Bitwise BFS

[szarnyasg]

Jotting down some thoughts for future work... — With the introduction of bitwise operations in the upcoming GraphBLAS release, I was thinking about whether BFS could be sped up using bitwise operations. Here's a sketch of the idea:

We can use a compressed representation of the adjacency matrix A: instead of a boolean n × n matrix, use an UINT64 n/8 x n/8 matrix (bit matrix) with each UINT64 value treated as an 8 x 8 submatrix. In order to meaningfully compress the matrix, it makes sense to reorder its vertices according to their degree so we have values in the bit matrix which correspond to multiple edges.

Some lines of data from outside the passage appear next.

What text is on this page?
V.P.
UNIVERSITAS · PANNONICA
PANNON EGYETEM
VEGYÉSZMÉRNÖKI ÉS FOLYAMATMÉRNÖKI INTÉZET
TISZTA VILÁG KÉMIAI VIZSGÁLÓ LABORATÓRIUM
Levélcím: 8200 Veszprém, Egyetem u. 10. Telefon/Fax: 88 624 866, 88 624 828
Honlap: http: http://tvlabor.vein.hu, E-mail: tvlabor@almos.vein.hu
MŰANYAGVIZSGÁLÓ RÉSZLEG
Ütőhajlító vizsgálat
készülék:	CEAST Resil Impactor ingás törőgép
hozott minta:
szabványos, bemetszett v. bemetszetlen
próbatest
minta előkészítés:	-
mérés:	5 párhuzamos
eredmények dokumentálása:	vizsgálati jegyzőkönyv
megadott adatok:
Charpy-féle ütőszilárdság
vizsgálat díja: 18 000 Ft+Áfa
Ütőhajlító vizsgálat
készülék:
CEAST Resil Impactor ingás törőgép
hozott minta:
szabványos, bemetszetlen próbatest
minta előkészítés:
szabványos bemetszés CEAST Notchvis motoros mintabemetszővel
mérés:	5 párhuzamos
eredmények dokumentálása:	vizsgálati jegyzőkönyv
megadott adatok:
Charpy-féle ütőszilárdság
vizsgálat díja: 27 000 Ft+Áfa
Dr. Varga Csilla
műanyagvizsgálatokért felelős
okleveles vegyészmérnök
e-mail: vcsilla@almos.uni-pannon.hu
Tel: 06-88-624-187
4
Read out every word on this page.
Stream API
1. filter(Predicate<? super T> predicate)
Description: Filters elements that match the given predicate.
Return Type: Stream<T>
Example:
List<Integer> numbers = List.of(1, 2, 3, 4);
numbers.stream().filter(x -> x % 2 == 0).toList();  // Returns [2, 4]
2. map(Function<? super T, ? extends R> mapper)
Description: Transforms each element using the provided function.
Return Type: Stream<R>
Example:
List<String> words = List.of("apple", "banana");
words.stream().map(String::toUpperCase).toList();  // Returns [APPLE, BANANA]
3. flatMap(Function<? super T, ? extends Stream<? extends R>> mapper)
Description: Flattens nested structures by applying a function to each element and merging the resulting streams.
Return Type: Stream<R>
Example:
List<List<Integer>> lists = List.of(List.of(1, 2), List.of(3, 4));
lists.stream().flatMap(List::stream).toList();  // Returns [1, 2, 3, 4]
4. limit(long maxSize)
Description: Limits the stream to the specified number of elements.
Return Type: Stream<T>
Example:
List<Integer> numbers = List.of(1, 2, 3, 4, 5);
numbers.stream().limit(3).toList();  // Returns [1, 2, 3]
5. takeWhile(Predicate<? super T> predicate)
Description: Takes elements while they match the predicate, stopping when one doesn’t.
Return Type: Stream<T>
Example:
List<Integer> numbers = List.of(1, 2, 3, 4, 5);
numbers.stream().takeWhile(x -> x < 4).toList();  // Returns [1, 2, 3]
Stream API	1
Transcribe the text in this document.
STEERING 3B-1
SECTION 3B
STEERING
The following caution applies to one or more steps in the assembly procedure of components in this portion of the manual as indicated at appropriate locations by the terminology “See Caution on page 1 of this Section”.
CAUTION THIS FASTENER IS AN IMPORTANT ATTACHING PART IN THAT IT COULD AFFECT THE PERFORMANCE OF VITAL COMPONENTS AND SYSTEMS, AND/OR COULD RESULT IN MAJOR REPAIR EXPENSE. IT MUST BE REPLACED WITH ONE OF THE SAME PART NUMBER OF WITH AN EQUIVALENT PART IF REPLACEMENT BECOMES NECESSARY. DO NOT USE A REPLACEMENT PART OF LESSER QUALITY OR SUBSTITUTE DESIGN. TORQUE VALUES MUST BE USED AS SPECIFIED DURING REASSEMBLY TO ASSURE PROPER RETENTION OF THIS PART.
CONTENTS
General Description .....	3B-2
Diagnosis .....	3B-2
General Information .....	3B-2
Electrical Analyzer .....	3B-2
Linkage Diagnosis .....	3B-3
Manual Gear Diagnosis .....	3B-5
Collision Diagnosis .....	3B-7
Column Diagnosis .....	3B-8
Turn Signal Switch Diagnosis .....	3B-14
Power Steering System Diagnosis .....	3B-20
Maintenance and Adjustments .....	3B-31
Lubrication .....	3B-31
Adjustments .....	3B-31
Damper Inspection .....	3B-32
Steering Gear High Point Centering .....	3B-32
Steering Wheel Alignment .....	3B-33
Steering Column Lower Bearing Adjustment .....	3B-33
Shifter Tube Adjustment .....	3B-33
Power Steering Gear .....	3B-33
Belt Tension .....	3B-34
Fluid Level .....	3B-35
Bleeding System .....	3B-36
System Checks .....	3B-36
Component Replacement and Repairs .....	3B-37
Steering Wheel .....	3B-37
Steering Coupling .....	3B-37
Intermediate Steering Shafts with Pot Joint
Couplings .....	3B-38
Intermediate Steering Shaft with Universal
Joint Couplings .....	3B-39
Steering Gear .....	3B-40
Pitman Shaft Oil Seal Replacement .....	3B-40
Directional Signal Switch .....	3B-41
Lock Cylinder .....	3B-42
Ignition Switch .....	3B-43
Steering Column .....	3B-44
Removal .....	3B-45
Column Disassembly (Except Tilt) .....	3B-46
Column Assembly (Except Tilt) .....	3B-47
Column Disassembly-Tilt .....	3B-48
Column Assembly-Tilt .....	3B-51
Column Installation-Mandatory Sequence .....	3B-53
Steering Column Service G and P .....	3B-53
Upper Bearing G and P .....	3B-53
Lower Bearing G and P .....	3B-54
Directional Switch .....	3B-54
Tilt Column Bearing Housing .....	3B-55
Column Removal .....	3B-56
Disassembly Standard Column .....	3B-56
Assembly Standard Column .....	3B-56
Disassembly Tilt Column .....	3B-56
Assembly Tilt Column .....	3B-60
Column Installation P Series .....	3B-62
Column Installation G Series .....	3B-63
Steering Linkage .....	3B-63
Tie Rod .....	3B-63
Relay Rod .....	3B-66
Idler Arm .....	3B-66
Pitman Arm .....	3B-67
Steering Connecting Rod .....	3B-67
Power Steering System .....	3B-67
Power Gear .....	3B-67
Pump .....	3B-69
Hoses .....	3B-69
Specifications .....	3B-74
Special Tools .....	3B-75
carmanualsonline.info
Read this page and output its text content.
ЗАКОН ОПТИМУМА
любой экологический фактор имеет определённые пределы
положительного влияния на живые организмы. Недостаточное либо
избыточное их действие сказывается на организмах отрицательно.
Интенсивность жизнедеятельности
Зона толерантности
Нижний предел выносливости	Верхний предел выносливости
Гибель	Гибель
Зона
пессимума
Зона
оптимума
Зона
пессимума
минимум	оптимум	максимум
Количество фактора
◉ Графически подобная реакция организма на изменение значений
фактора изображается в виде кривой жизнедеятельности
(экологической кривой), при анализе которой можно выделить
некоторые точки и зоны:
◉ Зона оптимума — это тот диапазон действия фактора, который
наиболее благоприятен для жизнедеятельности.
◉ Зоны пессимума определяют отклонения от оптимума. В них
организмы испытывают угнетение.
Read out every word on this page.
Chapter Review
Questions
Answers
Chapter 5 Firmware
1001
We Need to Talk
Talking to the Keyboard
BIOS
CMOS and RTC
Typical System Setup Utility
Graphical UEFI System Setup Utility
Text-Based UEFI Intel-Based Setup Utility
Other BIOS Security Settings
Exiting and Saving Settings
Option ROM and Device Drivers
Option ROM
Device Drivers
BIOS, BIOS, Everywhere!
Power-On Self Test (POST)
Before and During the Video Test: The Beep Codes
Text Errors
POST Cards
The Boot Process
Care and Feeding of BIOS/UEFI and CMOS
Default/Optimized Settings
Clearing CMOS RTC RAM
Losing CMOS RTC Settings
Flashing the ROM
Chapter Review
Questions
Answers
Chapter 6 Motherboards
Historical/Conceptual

The frontier/seen (q/v) vectors in the BFS would be of length n/8.
The difficult part is computing the multiplication of matrix elements, i.e. A[i, j] * frontier[j]. During this, we need to treat the UINT64 values as 8 x 8 matrices and multiply them as such (we probably need to transpose the second operand as well).

Based on some quick research, this bit matrix multiplication operation is called BMM.n or BMMT.n (whether or not the second operand is transposed). Cray machines had hardware support up to n = 64 [Hilewitz et al., 2008]. For regular consumer/server CPUs, the "Four Russians method" can be adapted as discussed in [Albretch et al., 2010]. The algorithm described in this paper is available as the m4ri library.

• Yedidya Hilewitz, Cédric Lauradoux, Ruby B. Lee: Bit matrix multiplication in commodity processors. ASAP 2008: 7-12
• Martin R. Albrecht, Gregory V. Bard, William Hart: Algorithm 898: Efficient multiplication of dense matrices over GF(2). ACM Trans. Math. Softw. 37(1): 9:1-9:14 (2010)
• m4ri library on BitBucket